Era come un atleta, si compiaceva di sviluppare i muscoli della respirazione e
come gli atleti li allenava per ore ed ore.
La De Hidalgo poi le prestava i preziosissimi spartiti della Gioconda, di Norma,
che lei mandò tutte a memoria, e dovendoli restituire lo faceva in tempi
brevissimi, lo faceva sull’autobus, camminando per la strada, mentre mangiava,
mentre si vestiva. Madame imparava tutto a memoria, testo e musica, comprese
tutte le fioriture del bel canto. La sua mente era occupata solo da trilli,
gorgheggi, cadenze, glissati. La signora mi racconta che per i compagni del
conservatorio era una ossessionata, e che cominciarono ad avversarla in ogni
modo, ma Madame era ed è una perfezionista, per raggiungere la perfezione ci
vuole lavoro, impegno, tempo. La fretta è la principale nemica della perfezione,
lavoro e costanza. Le cose che si guadagnano facilmente si perdono anche
facilmente, e poi non ti regala niente nessuno. Ancora oggi Madame fa dei
sacrifici enormi, per esempio non mangia, credete che lo faccia volentieri? Come
si fa ad andare avanti con insalate scondite, verdure cotte...sempre scondite e
un pezzetto di carne quasi cruda senza né sale né olio? Ha sacrificato la sua
vita alla carriera, o meglio alla musica. Dice che bisogna servire la musica,
come la serve lei, nessuno mai lo ha fatto. Con una disciplina, una severità
prussiana, e d’altronde anche con noi, con la sua servitù si è sempre comportata
in modo severo, ma aveva ragione, ha ragione, tutto così funziona meglio e
nessuno gliene vuole per questo, anzi le si vuole ancora più bene. Ricordo che a
Milano, l’anno che mi assunse, quando stavamo nella casa di Via Buonarroti,
scrisse la REGOLA DI CASA e la distribuì alla servitù che era composta di me che
facevo la guardorobiera, un cameriere, una cuoca, il giardiniere e l’autista.

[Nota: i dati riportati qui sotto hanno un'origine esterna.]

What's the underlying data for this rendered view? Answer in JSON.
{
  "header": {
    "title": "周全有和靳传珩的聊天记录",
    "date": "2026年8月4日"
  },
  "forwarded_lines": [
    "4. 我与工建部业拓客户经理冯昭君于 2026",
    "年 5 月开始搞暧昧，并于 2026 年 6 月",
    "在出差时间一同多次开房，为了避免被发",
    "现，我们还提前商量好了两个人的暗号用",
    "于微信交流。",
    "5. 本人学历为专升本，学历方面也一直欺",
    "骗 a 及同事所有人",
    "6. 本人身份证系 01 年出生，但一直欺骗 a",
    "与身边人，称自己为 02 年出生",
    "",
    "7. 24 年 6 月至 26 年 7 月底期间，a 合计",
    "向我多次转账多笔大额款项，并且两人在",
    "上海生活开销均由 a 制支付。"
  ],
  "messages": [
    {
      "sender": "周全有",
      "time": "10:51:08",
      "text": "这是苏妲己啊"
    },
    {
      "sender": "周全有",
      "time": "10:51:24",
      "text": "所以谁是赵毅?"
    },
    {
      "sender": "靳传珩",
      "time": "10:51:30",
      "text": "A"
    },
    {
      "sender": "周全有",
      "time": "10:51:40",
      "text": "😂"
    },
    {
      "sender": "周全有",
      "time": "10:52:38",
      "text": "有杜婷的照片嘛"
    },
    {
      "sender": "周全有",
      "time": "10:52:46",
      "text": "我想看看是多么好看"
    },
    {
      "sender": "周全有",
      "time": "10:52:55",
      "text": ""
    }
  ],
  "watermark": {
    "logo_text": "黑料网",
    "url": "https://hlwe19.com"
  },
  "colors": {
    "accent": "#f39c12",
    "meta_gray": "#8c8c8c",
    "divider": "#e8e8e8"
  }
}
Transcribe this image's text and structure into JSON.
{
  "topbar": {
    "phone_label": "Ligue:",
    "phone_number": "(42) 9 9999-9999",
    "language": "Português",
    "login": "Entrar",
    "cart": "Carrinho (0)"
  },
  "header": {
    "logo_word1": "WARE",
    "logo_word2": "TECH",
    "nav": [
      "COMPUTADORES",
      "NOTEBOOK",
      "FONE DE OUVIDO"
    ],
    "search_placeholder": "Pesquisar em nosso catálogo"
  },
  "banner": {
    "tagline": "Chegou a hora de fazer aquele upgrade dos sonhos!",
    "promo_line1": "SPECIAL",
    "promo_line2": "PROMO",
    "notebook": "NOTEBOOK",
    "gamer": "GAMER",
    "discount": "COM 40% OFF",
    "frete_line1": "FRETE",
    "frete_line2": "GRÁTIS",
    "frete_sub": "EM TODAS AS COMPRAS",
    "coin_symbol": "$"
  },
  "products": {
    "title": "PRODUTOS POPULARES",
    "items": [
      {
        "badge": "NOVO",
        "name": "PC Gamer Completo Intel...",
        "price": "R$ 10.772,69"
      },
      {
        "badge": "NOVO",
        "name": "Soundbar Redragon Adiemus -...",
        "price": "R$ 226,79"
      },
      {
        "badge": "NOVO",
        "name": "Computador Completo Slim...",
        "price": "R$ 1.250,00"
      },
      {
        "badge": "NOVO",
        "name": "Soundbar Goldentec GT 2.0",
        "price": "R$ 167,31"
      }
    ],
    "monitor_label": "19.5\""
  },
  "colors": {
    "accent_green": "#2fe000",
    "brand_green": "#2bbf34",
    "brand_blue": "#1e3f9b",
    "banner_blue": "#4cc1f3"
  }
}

REGOLA DI CASA che vale ancora oggi, in questa casa:
(va a prendere un quadretto nel quale è incorniciata la regola)
1. Massimo rispetto l’uno per l’altro
2. Massima pulizia sempre e senza scuse della propria persona.
3. Ognuno, compreso il cameriere, laverà e stirerà i propri indumenti,
specialmente intimi.
4. Le divise saranno lavate e stirate e messe in perfetto ordine dalla
guardarobbiera. Il personale cercherà di sporcarle il meno possibile e in ogni
modo non dovrà mai presentarsi con una divisa macchiata.
5. Prima di entrare in un locale qualsiasi, bisogna bussare e chiedere permesso,
anche se è vuoto.
6. Si parlerà ai padroni col massimo rispetto e mai con animosità, soprattutto
mai a voce alta per nessuna ragione.
7. Parlando con o ai padroni, esigo esagerata cortesia e massimo riguardo per
gli amici di famiglia. Mai per nessuna ragione, si perderà la pazienza o si
chiamerà solo per nome un amico o conoscente di casa.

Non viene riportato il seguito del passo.